Bras droit du ministre en chef de l'Etat du Jammu-et-Cachemire, sous contrôle indien, Naeem Akhtar conteste les objections pakistanaises. "Nous ne retiendrons pas les eaux, on les relâchera après deux ou trois jours, et la décharge sera la même." "Nous ne pouvons pas accepter de réduire la hauteur du barrage ou sa capacité, car il ne serait plus rentable pour nous, souligne M. Akhtar. Nous ne nous inquiétons pas du recours à la Banque mondiale.

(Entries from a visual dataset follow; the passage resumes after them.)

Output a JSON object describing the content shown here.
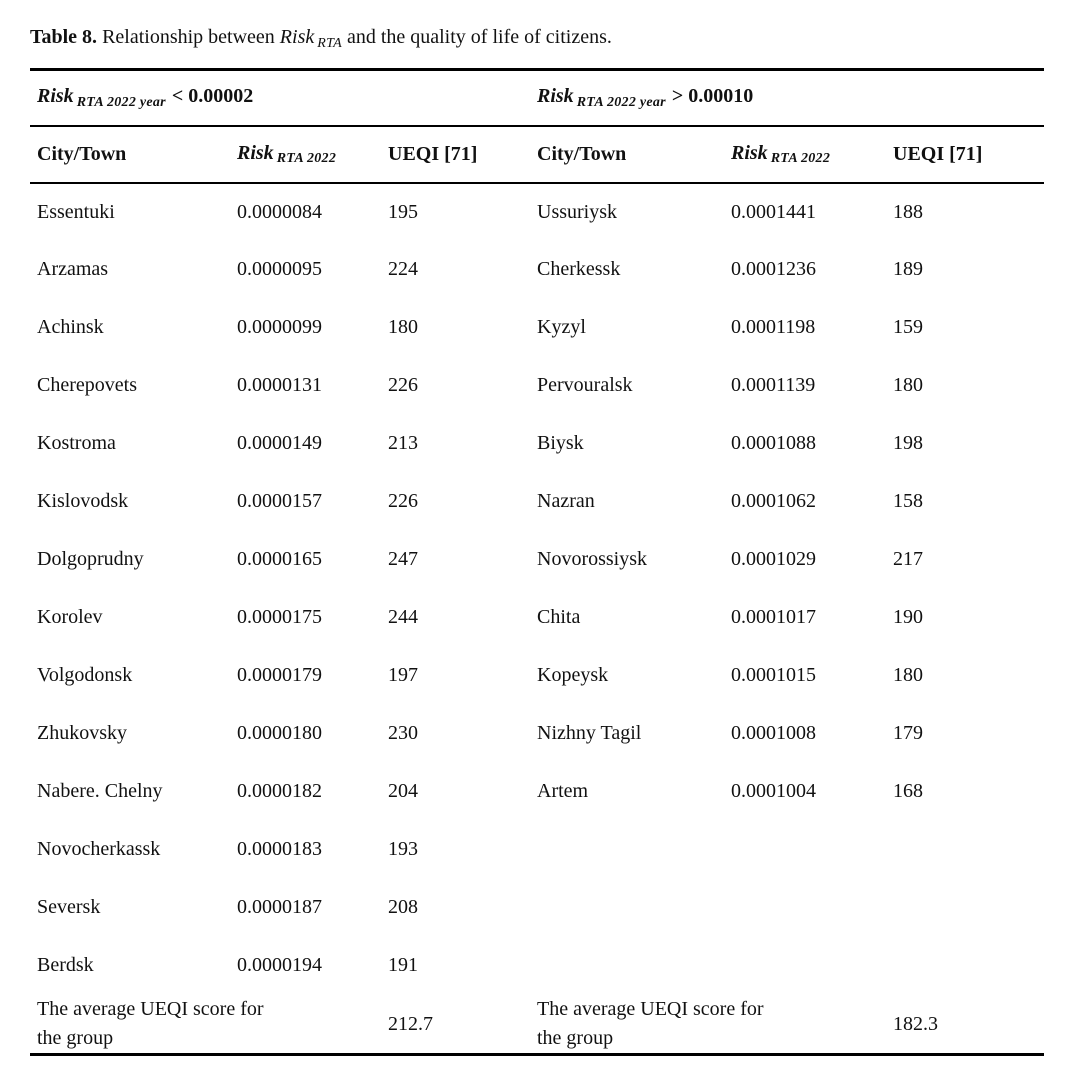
{
  "title": {
    "label": "Table 8.",
    "before_risk": " Relationship between ",
    "risk_word": "Risk",
    "risk_sub": "RTA",
    "after_risk": " and the quality of life of citizens."
  },
  "groups": [
    {
      "header": {
        "risk_word": "Risk",
        "risk_sub": "RTA 2022 year",
        "condition": "< 0.00002"
      },
      "col_headers": {
        "city": "City/Town",
        "risk_word": "Risk",
        "risk_sub": "RTA 2022",
        "ueqi": "UEQI [71]"
      },
      "rows": [
        {
          "city": "Essentuki",
          "risk": "0.0000084",
          "ueqi": "195"
        },
        {
          "city": "Arzamas",
          "risk": "0.0000095",
          "ueqi": "224"
        },
        {
          "city": "Achinsk",
          "risk": "0.0000099",
          "ueqi": "180"
        },
        {
          "city": "Cherepovets",
          "risk": "0.0000131",
          "ueqi": "226"
        },
        {
          "city": "Kostroma",
          "risk": "0.0000149",
          "ueqi": "213"
        },
        {
          "city": "Kislovodsk",
          "risk": "0.0000157",
          "ueqi": "226"
        },
        {
          "city": "Dolgoprudny",
          "risk": "0.0000165",
          "ueqi": "247"
        },
        {
          "city": "Korolev",
          "risk": "0.0000175",
          "ueqi": "244"
        },
        {
          "city": "Volgodonsk",
          "risk": "0.0000179",
          "ueqi": "197"
        },
        {
          "city": "Zhukovsky",
          "risk": "0.0000180",
          "ueqi": "230"
        },
        {
          "city": "Nabere. Chelny",
          "risk": "0.0000182",
          "ueqi": "204"
        },
        {
          "city": "Novocherkassk",
          "risk": "0.0000183",
          "ueqi": "193"
        },
        {
          "city": "Seversk",
          "risk": "0.0000187",
          "ueqi": "208"
        },
        {
          "city": "Berdsk",
          "risk": "0.0000194",
          "ueqi": "191"
        }
      ],
      "average_label": "The average UEQI score for the group",
      "average_value": "212.7"
    },
    {
      "header": {
        "risk_word": "Risk",
        "risk_sub": "RTA 2022 year",
        "condition": "> 0.00010"
      },
      "col_headers": {
        "city": "City/Town",
        "risk_word": "Risk",
        "risk_sub": "RTA 2022",
        "ueqi": "UEQI [71]"
      },
      "rows": [
        {
          "city": "Ussuriysk",
          "risk": "0.0001441",
          "ueqi": "188"
        },
        {
          "city": "Cherkessk",
          "risk": "0.0001236",
          "ueqi": "189"
        },
        {
          "city": "Kyzyl",
          "risk": "0.0001198",
          "ueqi": "159"
        },
        {
          "city": "Pervouralsk",
          "risk": "0.0001139",
          "ueqi": "180"
        },
        {
          "city": "Biysk",
          "risk": "0.0001088",
          "ueqi": "198"
        },
        {
          "city": "Nazran",
          "risk": "0.0001062",
          "ueqi": "158"
        },
        {
          "city": "Novorossiysk",
          "risk": "0.0001029",
          "ueqi": "217"
        },
        {
          "city": "Chita",
          "risk": "0.0001017",
          "ueqi": "190"
        },
        {
          "city": "Kopeysk",
          "risk": "0.0001015",
          "ueqi": "180"
        },
        {
          "city": "Nizhny Tagil",
          "risk": "0.0001008",
          "ueqi": "179"
        },
        {
          "city": "Artem",
          "risk": "0.0001004",
          "ueqi": "168"
        }
      ],
      "average_label": "The average UEQI score for the group",
      "average_value": "182.3"
    }
  ],
  "colors": {
    "text": "#111111",
    "rule": "#000000",
    "background": "#ffffff"
  }
}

Notre principale préoccupation, c'est la construction du barrage."
Pour M. Akhtar, l'accélération récente des travaux est due seulement "au déblocage des fonds et à la clôture du montage financier de la première phase de l'opération, qui prévoit la production de 450 MW d'électricité au début 2006". Le coût de cette première phase se monte à 40 milliards de roupies (environ 950 millions de dollars). La deuxième partie du chantier, qui consiste à doubler la production pour un même montant, devrait s'achever en 2008-2009.
Même s'il affirme que le gouvernement du Jammu-et-Cachemire "ne demande pas l'abolition du traité des eaux de l'Indus", M. Akhtar souligne que des voix s'élèvent dans l'Etat pour en dénoncer les termes et souligner que celui-ci prive les Cachemiris de leur seule ressource, l'eau. Alors que toute l'électricité produite au Cachemire est exploitée par le gouvernement fédéral, le barrage de Baglihar est bizarrement le seul financé par le gouvernement local - ce qui permet à M. Akhtar de dire : "Si le Pakistan veut le bien-être des Cachemiris, qu'il nous laisse avoir ce barrage dont la production électrique sera réservée aux locaux."
Islamabad ne l'entend pas ainsi car, souligne un haut responsable, "nous ne voulons pas laisser l'Inde l'emporter aussi facilement, dans la mesure où plus de vingt projets sont prévus sur le bassin de la Chenab". Mais les Pakistanais, à en croire le Dr Nayyar, "sont encore traumatisés par les promesses rassurantes mais violées de l'Inde qui, le 1er avril 1948, avait fermé les robinets, privant Lahore d'eau potable". Selon cette vision, le contentieux actuel souligne le manque de sérieux de New Delhi pour résoudre les conflits avec son voisin. "La lettre du traité de l'Indus est peut-être respectée, mais, dans l'esprit, les Indiens se montrent hostiles", affirme un expert.
La lenteur et les réticences de l'Inde à fournir les détails techniques du barrage, l'accélération subite des travaux, la volonté de poursuivre les négociations au niveau bilatéral laissent à penser que les objections du Pakistan ne sont pas infondées.